Nuneaton High School for Girls was founded in 1910 with the strong support of Warwickshire's Director of Education Bolton King. Tanner was the founding head. She enjoyed the support of Bolton King throughout her career and she joined Nuneaton's Education committee. She led the school in Nuneaton for about a decade and then she moved to Bedford High School where she again joined the education committee in addition to bringing reform to the school.

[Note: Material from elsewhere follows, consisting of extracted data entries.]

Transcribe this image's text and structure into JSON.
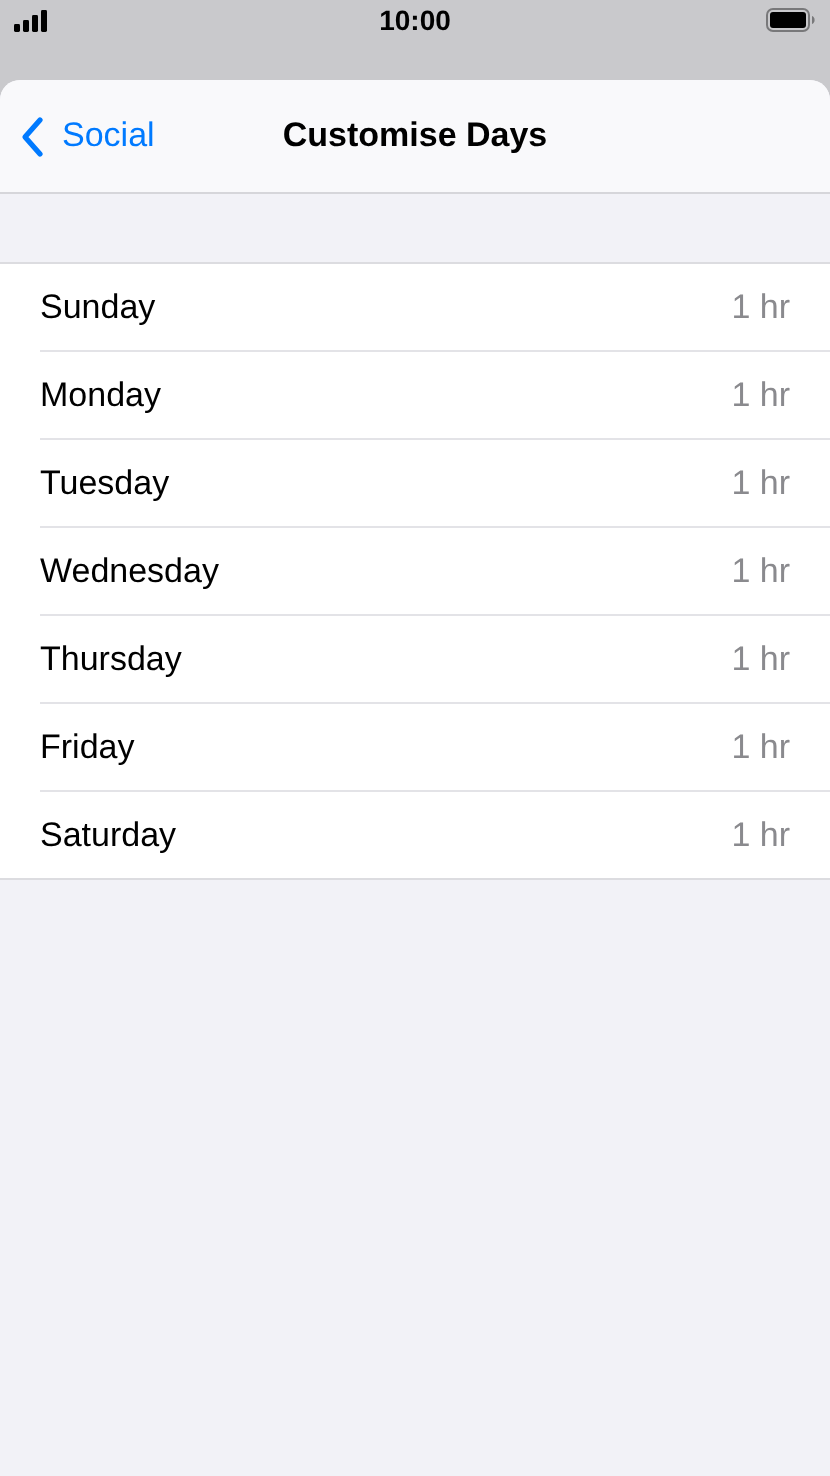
{
  "status_bar": {
    "time": "10:00"
  },
  "nav": {
    "back_label": "Social",
    "title": "Customise Days"
  },
  "days": [
    {
      "label": "Sunday",
      "value": "1 hr"
    },
    {
      "label": "Monday",
      "value": "1 hr"
    },
    {
      "label": "Tuesday",
      "value": "1 hr"
    },
    {
      "label": "Wednesday",
      "value": "1 hr"
    },
    {
      "label": "Thursday",
      "value": "1 hr"
    },
    {
      "label": "Friday",
      "value": "1 hr"
    },
    {
      "label": "Saturday",
      "value": "1 hr"
    }
  ]
}
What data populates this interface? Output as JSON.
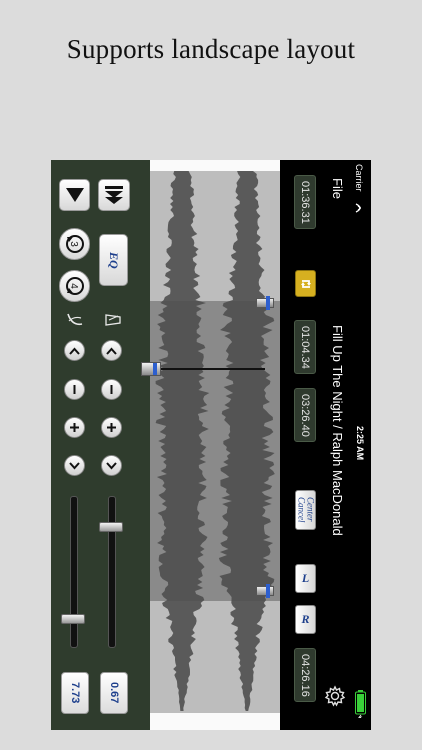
{
  "caption": "Supports landscape layout",
  "status_bar": {
    "carrier": "Carrier",
    "time": "2:25 AM"
  },
  "header": {
    "file_label": "File",
    "song_title": "Fill Up The Night / Ralph MacDonald"
  },
  "times": {
    "current": "01:36.31",
    "loop_start": "01:04.34",
    "loop_end": "03:26.40",
    "total": "04:26.16"
  },
  "buttons": {
    "eq": "EQ",
    "center_cancel_line1": "Center",
    "center_cancel_line2": "Cancel",
    "left": "L",
    "right": "R"
  },
  "controls": {
    "speed_value": "7.73",
    "pitch_value": "0.67"
  },
  "icons": {
    "down": "triangle-down-icon",
    "skip": "skip-to-start-icon",
    "rewind": "rewind-3-icon",
    "forward": "forward-4-icon",
    "speed": "speed-icon",
    "pitch": "metronome-icon",
    "settings": "gear-icon",
    "loop": "loop-icon",
    "battery": "battery-icon",
    "wifi": "wifi-icon"
  },
  "colors": {
    "panel": "#2f3c2d",
    "loop_button": "#d6b020",
    "value_text": "#1d3f8c",
    "battery": "#3ad13a"
  }
}
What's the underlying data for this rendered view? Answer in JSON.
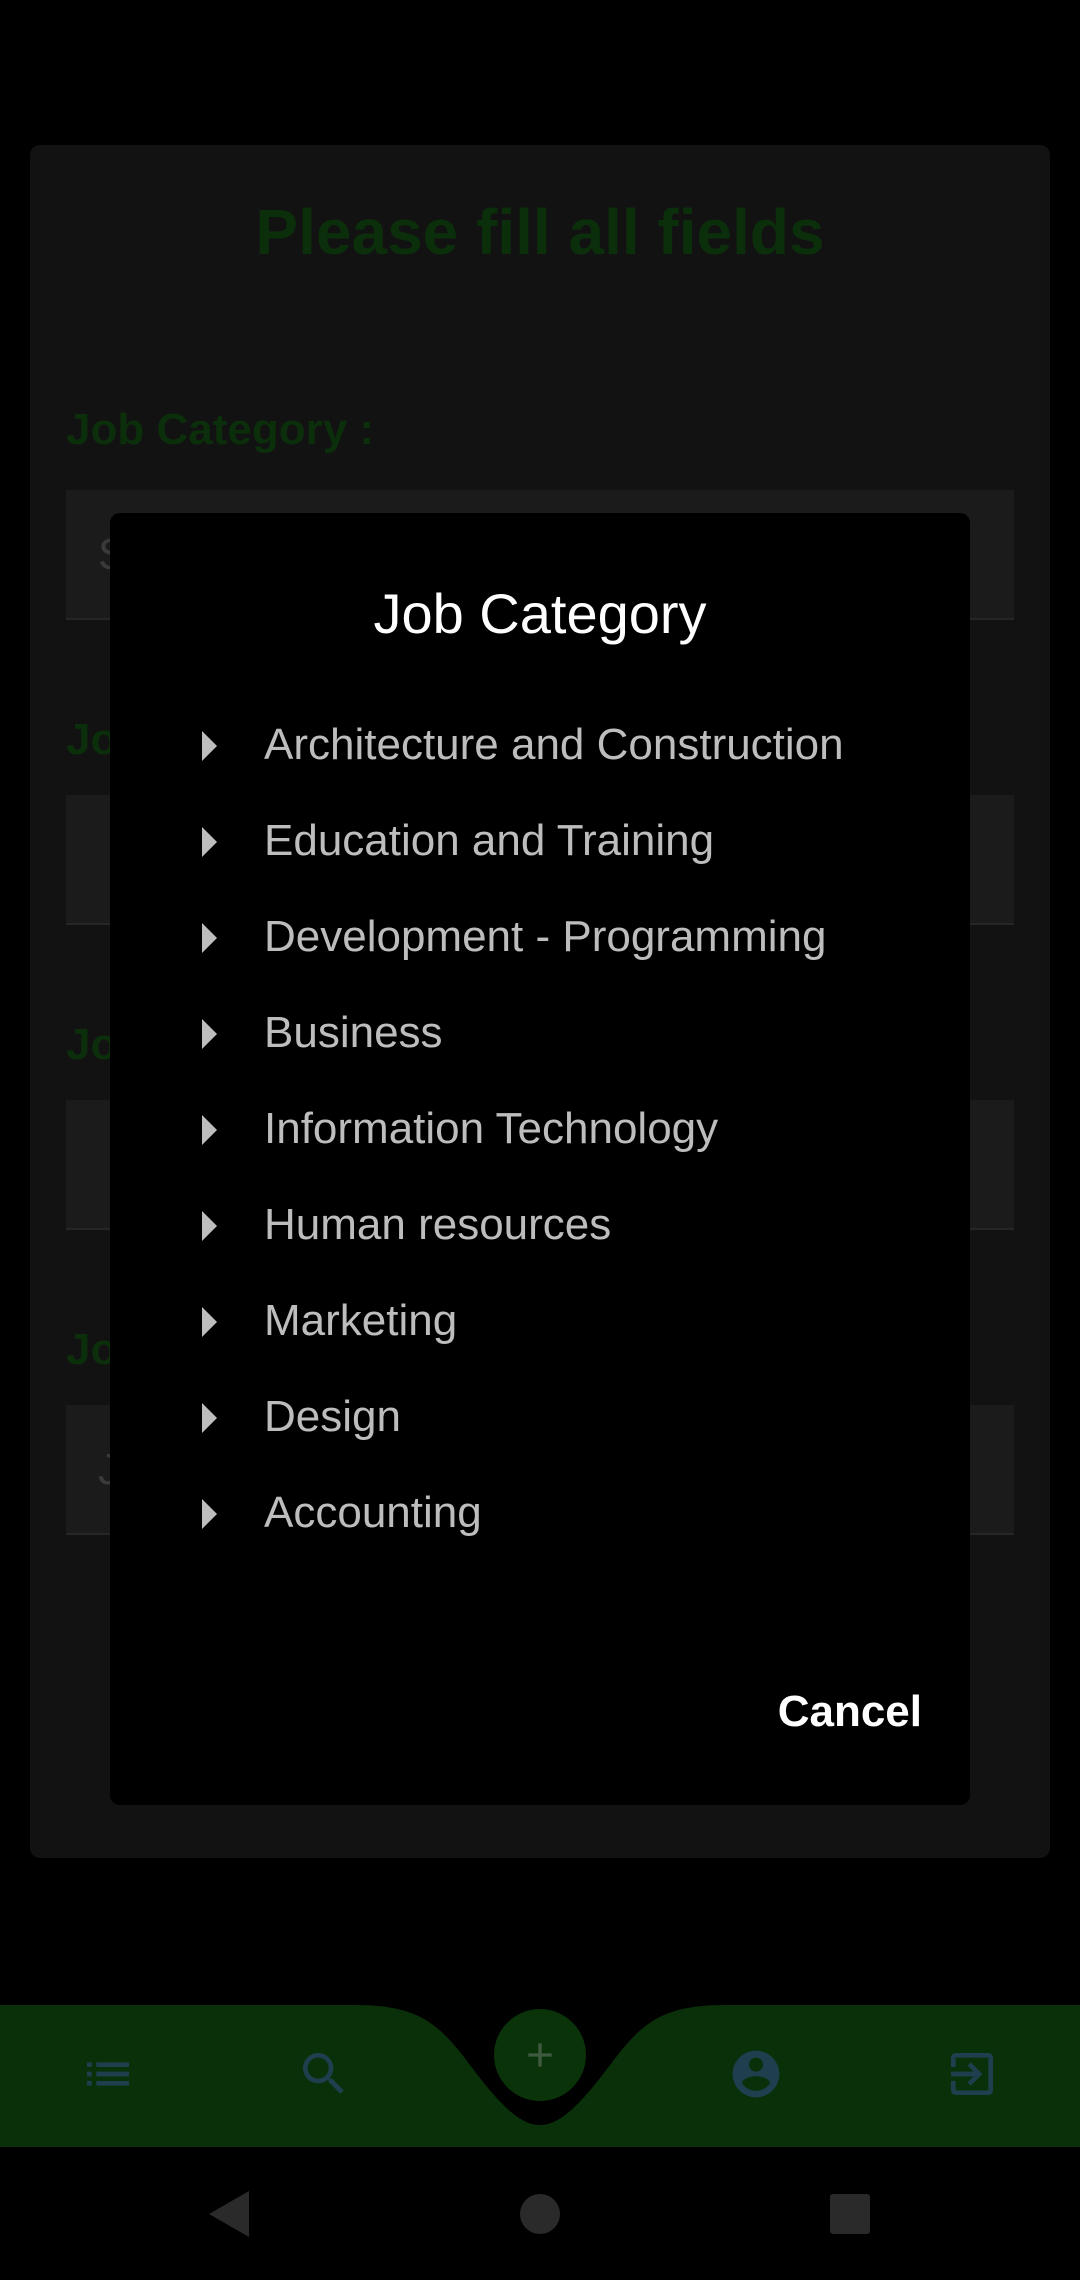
{
  "form": {
    "title": "Please fill all fields",
    "fields": [
      {
        "label": "Job Category :",
        "value": "S"
      },
      {
        "label": "Jo",
        "value": ""
      },
      {
        "label": "Jo",
        "value": ""
      },
      {
        "label": "Jo",
        "value": "J"
      }
    ]
  },
  "dialog": {
    "title": "Job Category",
    "categories": [
      "Architecture and Construction",
      "Education and Training",
      "Development - Programming",
      "Business",
      "Information Technology",
      "Human resources",
      "Marketing",
      "Design",
      "Accounting"
    ],
    "cancel_label": "Cancel"
  },
  "bottom_nav": {
    "items": [
      "list-icon",
      "search-icon",
      "add-icon",
      "account-icon",
      "logout-icon"
    ],
    "bar_color": "#0a300a"
  },
  "system_nav": {
    "items": [
      "back-icon",
      "home-icon",
      "recents-icon"
    ]
  }
}
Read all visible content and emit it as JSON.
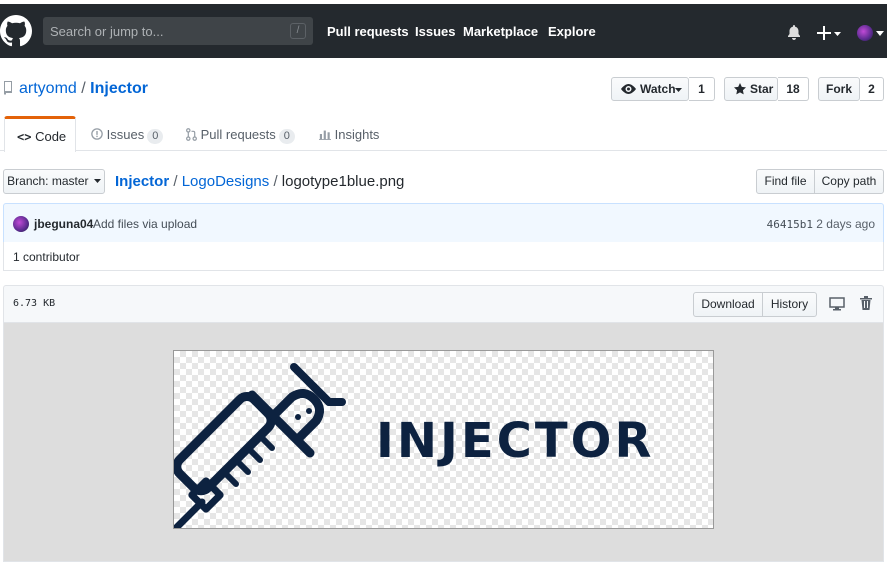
{
  "header": {
    "search_placeholder": "Search or jump to...",
    "search_shortcut": "/",
    "nav": [
      "Pull requests",
      "Issues",
      "Marketplace",
      "Explore"
    ]
  },
  "repo": {
    "owner": "artyomd",
    "separator": "/",
    "name": "Injector",
    "watch_label": "Watch",
    "watch_count": "1",
    "star_label": "Star",
    "star_count": "18",
    "fork_label": "Fork",
    "fork_count": "2"
  },
  "tabs": [
    {
      "label": "Code"
    },
    {
      "label": "Issues",
      "count": "0"
    },
    {
      "label": "Pull requests",
      "count": "0"
    },
    {
      "label": "Insights"
    }
  ],
  "breadcrumb": {
    "branch_label": "Branch: master",
    "repo": "Injector",
    "folder": "LogoDesigns",
    "file": "logotype1blue.png",
    "sep": "/",
    "find_file": "Find file",
    "copy_path": "Copy path"
  },
  "commit": {
    "author": "jbeguna04",
    "message": "Add files via upload",
    "sha": "46415b1",
    "time": "2 days ago"
  },
  "contributors": "1 contributor",
  "file": {
    "size": "6.73 KB",
    "download": "Download",
    "history": "History",
    "logo_text": "INJECTOR"
  },
  "colors": {
    "header_bg": "#24292e",
    "link": "#0366d6",
    "tab_accent": "#e36209",
    "logo_navy": "#0d2240"
  }
}
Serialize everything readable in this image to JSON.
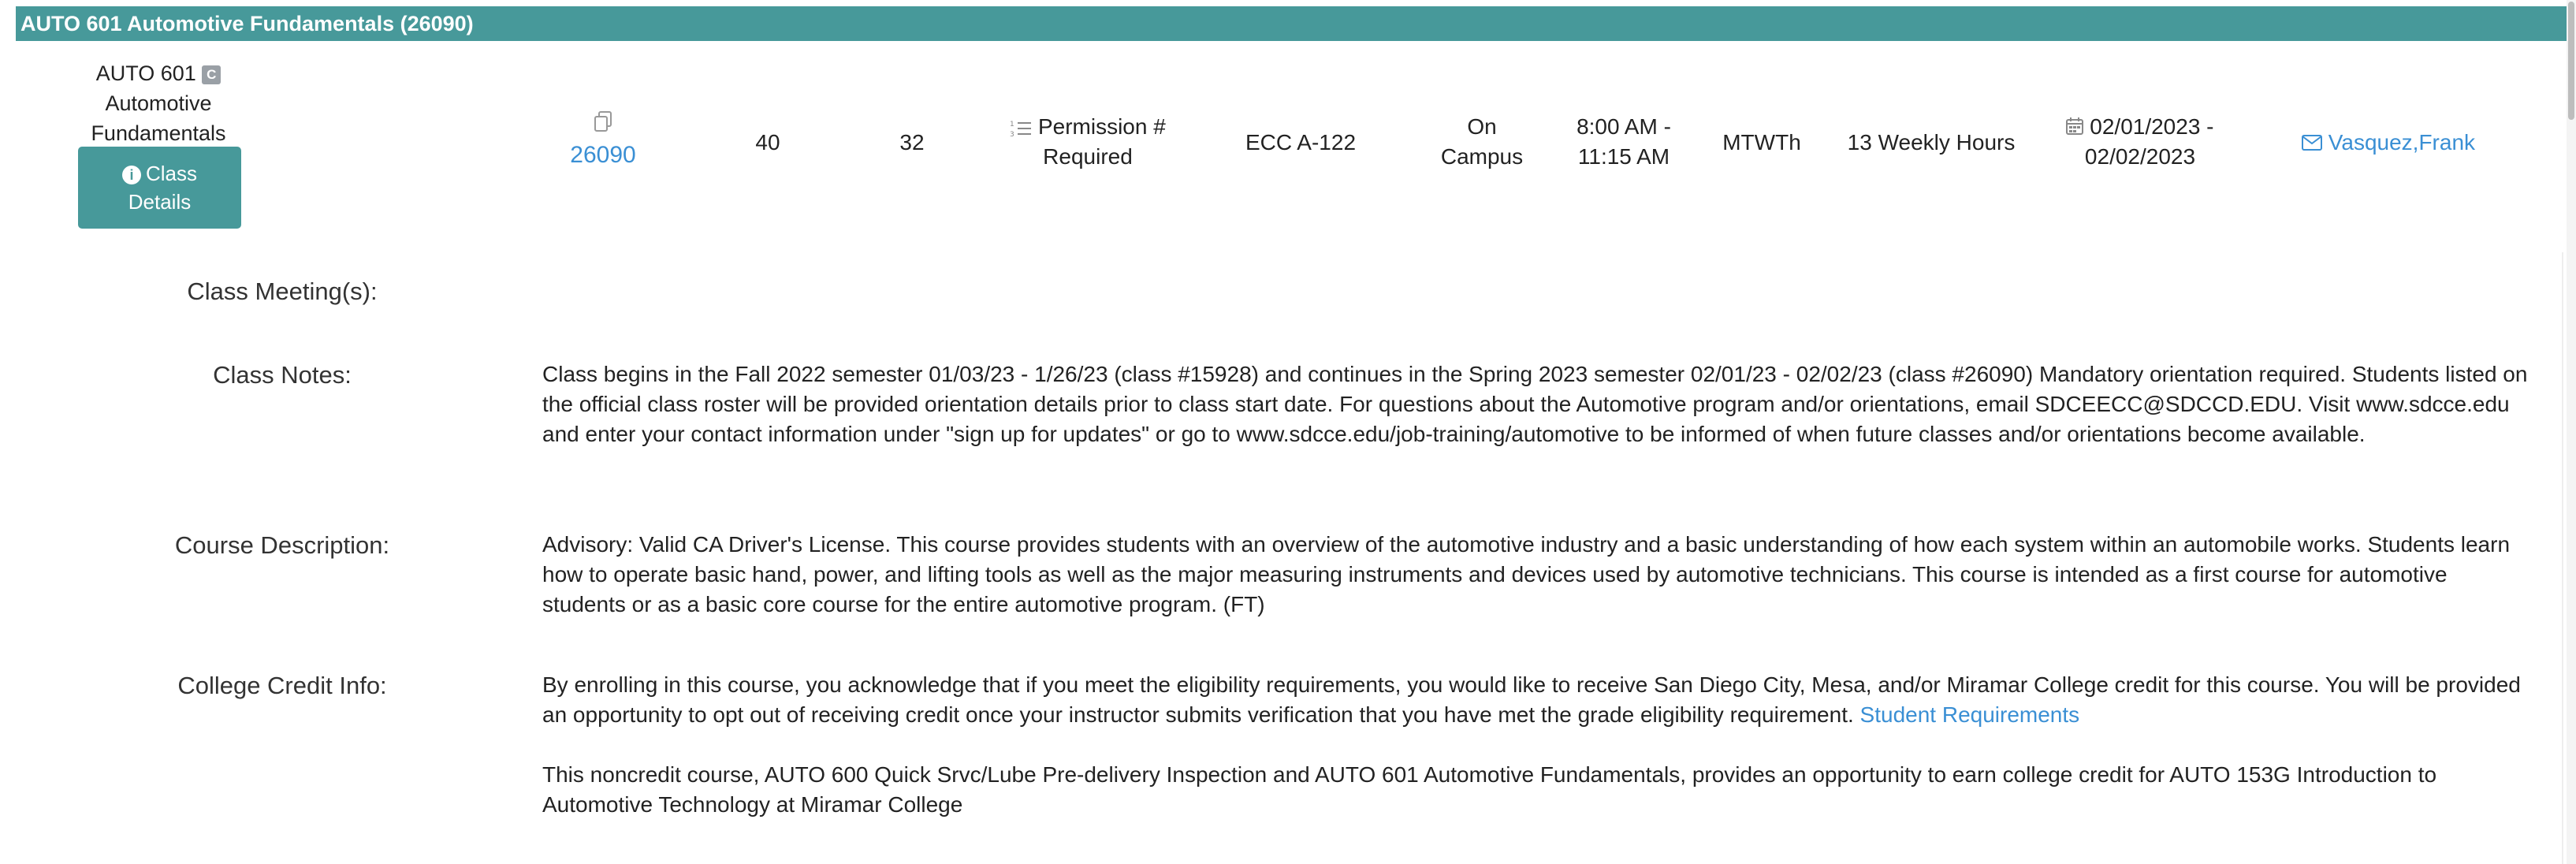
{
  "header": {
    "title": "AUTO 601 Automotive Fundamentals (26090)"
  },
  "course": {
    "code": "AUTO 601",
    "badge": "C",
    "name_line1": "Automotive",
    "name_line2": "Fundamentals",
    "details_button": {
      "line1": "Class",
      "line2": "Details"
    }
  },
  "row": {
    "class_number": "26090",
    "seats": "40",
    "available": "32",
    "permission_line1": "Permission #",
    "permission_line2": "Required",
    "room": "ECC A-122",
    "location_line1": "On",
    "location_line2": "Campus",
    "time_line1": "8:00 AM -",
    "time_line2": "11:15 AM",
    "days": "MTWTh",
    "hours": "13 Weekly Hours",
    "dates_line1": "02/01/2023 -",
    "dates_line2": "02/02/2023",
    "instructor": "Vasquez,Frank"
  },
  "icons": {
    "copy": "copy-icon",
    "list": "list-icon",
    "calendar": "calendar-icon",
    "mail": "mail-icon",
    "info": "info-icon"
  },
  "labels": {
    "meetings": "Class Meeting(s):",
    "notes": "Class Notes:",
    "description": "Course Description:",
    "credit": "College Credit Info:"
  },
  "notes_text": "Class begins in the Fall 2022 semester 01/03/23 - 1/26/23 (class #15928) and continues in the Spring 2023 semester 02/01/23 - 02/02/23 (class #26090) Mandatory orientation required. Students listed on the official class roster will be provided orientation details prior to class start date. For questions about the Automotive program and/or orientations, email SDCEECC@SDCCD.EDU. Visit www.sdcce.edu and enter your contact information under \"sign up for updates\" or go to www.sdcce.edu/job-training/automotive to be informed of when future classes and/or orientations become available.",
  "description_text": "Advisory: Valid CA Driver's License. This course provides students with an overview of the automotive industry and a basic understanding of how each system within an automobile works. Students learn how to operate basic hand, power, and lifting tools as well as the major measuring instruments and devices used by automotive technicians. This course is intended as a first course for automotive students or as a basic core course for the entire automotive program. (FT)",
  "credit": {
    "text1": "By enrolling in this course, you acknowledge that if you meet the eligibility requirements, you would like to receive San Diego City, Mesa, and/or Miramar College credit for this course. You will be provided an opportunity to opt out of receiving credit once your instructor submits verification that you have met the grade eligibility requirement.",
    "link": "Student Requirements",
    "text2": "This noncredit course, AUTO 600 Quick Srvc/Lube Pre-delivery Inspection and AUTO 601 Automotive Fundamentals, provides an opportunity to earn college credit for AUTO 153G Introduction to Automotive Technology at Miramar College"
  },
  "colors": {
    "accent": "#47999a",
    "link": "#3a8fd4"
  }
}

Tanner was poached from Bedford to lead Roedean School in 1924 by Penelope Lawrence, one of Roedean's founders. She joined the education committee in Brighton. She had already been one of the four women on the consultative committee of the Board of Education and as head of Roedean she was asked to serve on that committee for another six years.

Tanner was Chair of the Association of Headmistresses and later their President from 1947 to 1939.

==Damehood==
She was made a dame for her contributions to drafting the Education Act 1944 as she had sat for two years on the Fleming committee which looked at public schools. The committee recommended that "opportunities of education in the public schools should be made available to boys and girls ... irrespective of the income of their parents."

==Death==
Tanner died in Marlborough in 1955, aged 78.

In 1995, Tanner's great-niece Susan Major wrote Doors of Possibility: The Life of Dame Emmeline Tanner, 1876-1955, describing Tanner's emergence from a background of no great wealth or influential connections to rise to the top of her profession, assisting with the great developments in education that took place over her lifetime.